Personal taste has its place. William Booth, the founder of the Salvation Army, famously said ‘I like my tea as I like my religion – hot’. I am not a tea drinker but if I were, I’m sure that weak and cool would not suit me either; at least not when the cup first arrived on my desk… afterwards it risks becoming forgotten and tepid midst the waves of concentration. But there is a real point behind this relatively trivial fussiness and it has to do with passion.
Heat, strength and quantity are matters of taste but they can also indicate passion. And there is more to passion than simply opting for hot, strong and more. The discerning palate may distinguish subtleties of flavour that are lost on those who want as much as possible, as hot as possible and as quickly as possible; just as subtleties of musical dynamics can be lost on those who always want their music loud.

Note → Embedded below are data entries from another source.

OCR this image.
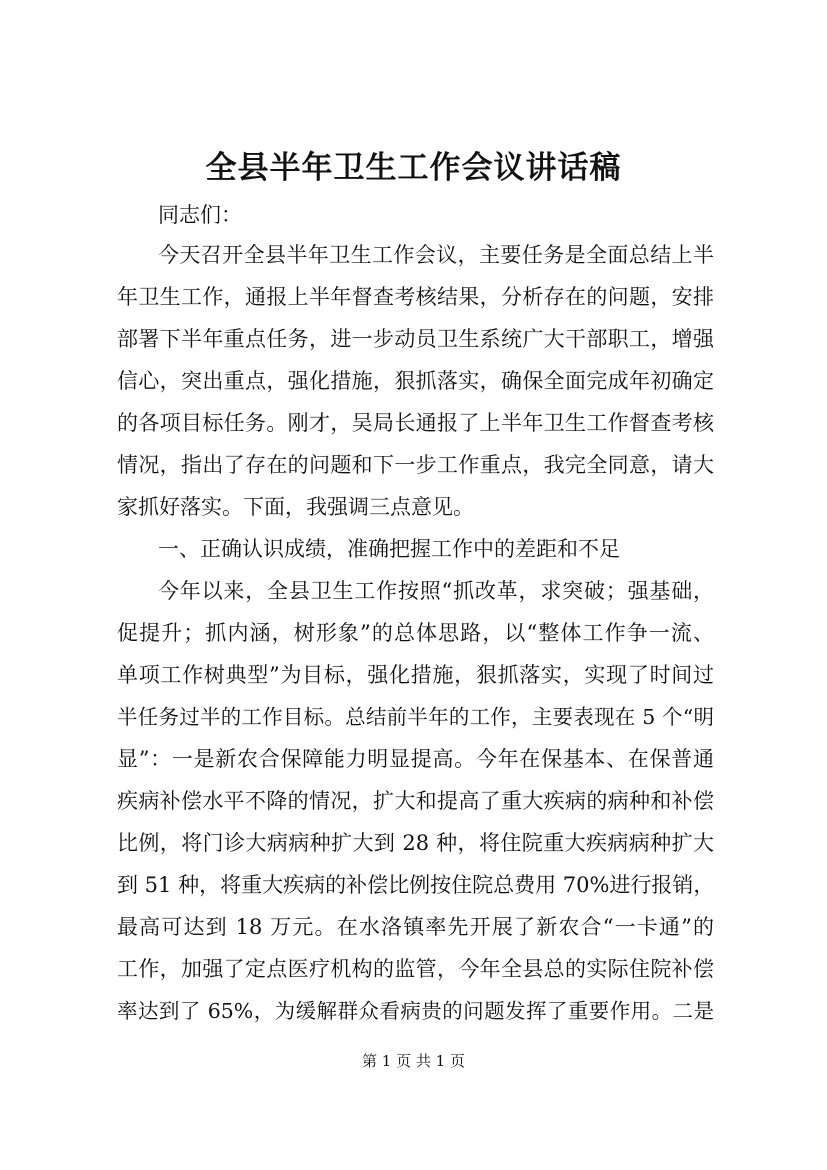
全县半年卫生工作会议讲话稿
同志们：
今天召开全县半年卫生工作会议，主要任务是全面总结上半
年卫生工作，通报上半年督查考核结果，分析存在的问题，安排
部署下半年重点任务，进一步动员卫生系统广大干部职工，增强
信心，突出重点，强化措施，狠抓落实，确保全面完成年初确定
的各项目标任务。刚才，吴局长通报了上半年卫生工作督查考核
情况，指出了存在的问题和下一步工作重点，我完全同意，请大
家抓好落实。下面，我强调三点意见。
一、正确认识成绩，准确把握工作中的差距和不足
今年以来，全县卫生工作按照“抓改革，求突破；强基础，
促提升；抓内涵，树形象”的总体思路，以“整体工作争一流、
单项工作树典型”为目标，强化措施，狠抓落实，实现了时间过
半任务过半的工作目标。总结前半年的工作，主要表现在 5 个“明
显”：一是新农合保障能力明显提高。今年在保基本、在保普通
疾病补偿水平不降的情况，扩大和提高了重大疾病的病种和补偿
比例，将门诊大病病种扩大到 28 种，将住院重大疾病病种扩大
到 51 种，将重大疾病的补偿比例按住院总费用 70%进行报销，
最高可达到 18 万元。在水洛镇率先开展了新农合“一卡通”的
工作，加强了定点医疗机构的监管，今年全县总的实际住院补偿
率达到了 65%，为缓解群众看病贵的问题发挥了重要作用。二是
第 1 页 共 1 页
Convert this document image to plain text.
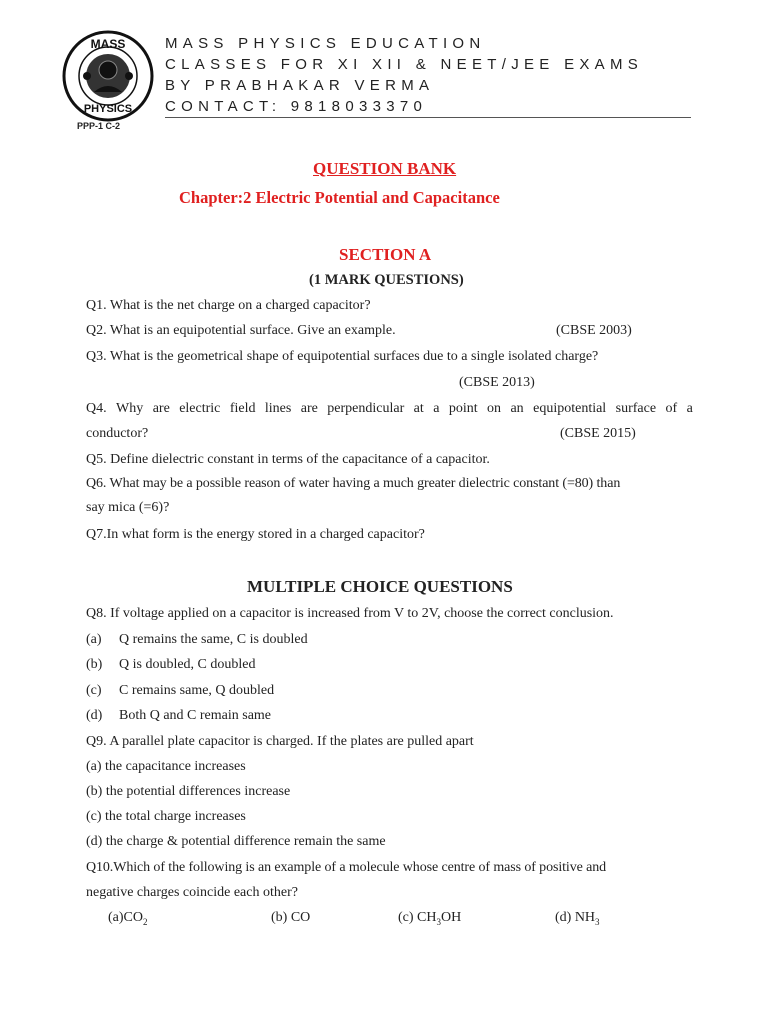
MASS
PHYSICS
MASS PHYSICS EDUCATION
CLASSES FOR XI XII & NEET/JEE EXAMS
BY PRABHAKAR VERMA
CONTACT: 9818033370
PPP-1 C-2
QUESTION BANK
Chapter:2 Electric Potential and Capacitance
SECTION A
(1 MARK QUESTIONS)
Q1. What is the net charge on a charged capacitor?
Q2. What is an equipotential surface. Give an example.	(CBSE 2003)
Q3. What is the geometrical shape of equipotential surfaces due to a single isolated charge?
(CBSE 2013)
Q4. Why are electric field lines are perpendicular at a point on an equipotential surface of a
conductor?	(CBSE 2015)
Q5. Define dielectric constant in terms of the capacitance of a capacitor.
Q6. What may be a possible reason of water having a much greater dielectric constant (=80) than
say mica (=6)?
Q7.In what form is the energy stored in a charged capacitor?
MULTIPLE CHOICE QUESTIONS
Q8. If voltage applied on a capacitor is increased from V to 2V, choose the correct conclusion.
(a) Q remains the same, C is doubled
(b) Q is doubled, C doubled
(c) C remains same, Q doubled
(d) Both Q and C remain same
Q9. A parallel plate capacitor is charged. If the plates are pulled apart
(a) the capacitance increases
(b) the potential differences increase
(c) the total charge increases
(d) the charge & potential difference remain the same
Q10.Which of the following is an example of a molecule whose centre of mass of positive and
negative charges coincide each other?
$(a)CO_2$	(b) CO	(c) $CH_3OH$	(d) $NH_3$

I am generally cautious about those who want their Christianity diluted but I am increasingly aware that we need to train our taste buds to discern the fullness of the flavours that God is serving up for us in the wonders of His gospel feast. I look back to the first Passover described in Exodus 12 and discover that the ‘lamb for a household’ principle was conditioned by ‘each man’s need’. I also see that there was a second principle, ‘you shall eat it in haste’. Preachers who draw much out of the ‘each man’s needs’ in order to encourage a greater commitment to a passionate feasting on Jesus as the Lamb of God, would probably stop short of exhorting us to turn it into a speedy meal followed by a rapid exit, no matter how keen they may rightly be to have us go out and change the world.
We need to have a ‘both… and…’ strategy here. It is good to have a large and strong appetite for the things of God. It is also good to take time to savour what is being provided for us. I hope I never lose my William Booth passion. I definitely do not want my Christianity to degenerate into something cool and diluted. That would be a Laodicean recipe for disaster; a pretence at being sophisticated whilst rendering oneself unpalatable to the Almighty. Maybe Charles Wesley was onto something when he wrote ‘I want an even strong desire, I want a calmly fervent zeal’.
So, in some ways I am not the best person to be writing this particular blog, based as it is on illustrations of food and drink. I have always tended to eat in haste with minimal discernment but I am keen to improve. In Hebrews 5 the writer emphasises the need to graduate from milk to meat but in so doing speaks of ‘those who by reason of use have their senses exercised to discern…’ The writer then sets this discernment in the realm of good and evil. Now we know that both evil and good come in a whole range of flavours. To have greater discernment that opens up for us a wider range of good, God-given flavours could be a real blessing.
Let us develop an appetite for, and a delight in, all that God has on offer for us.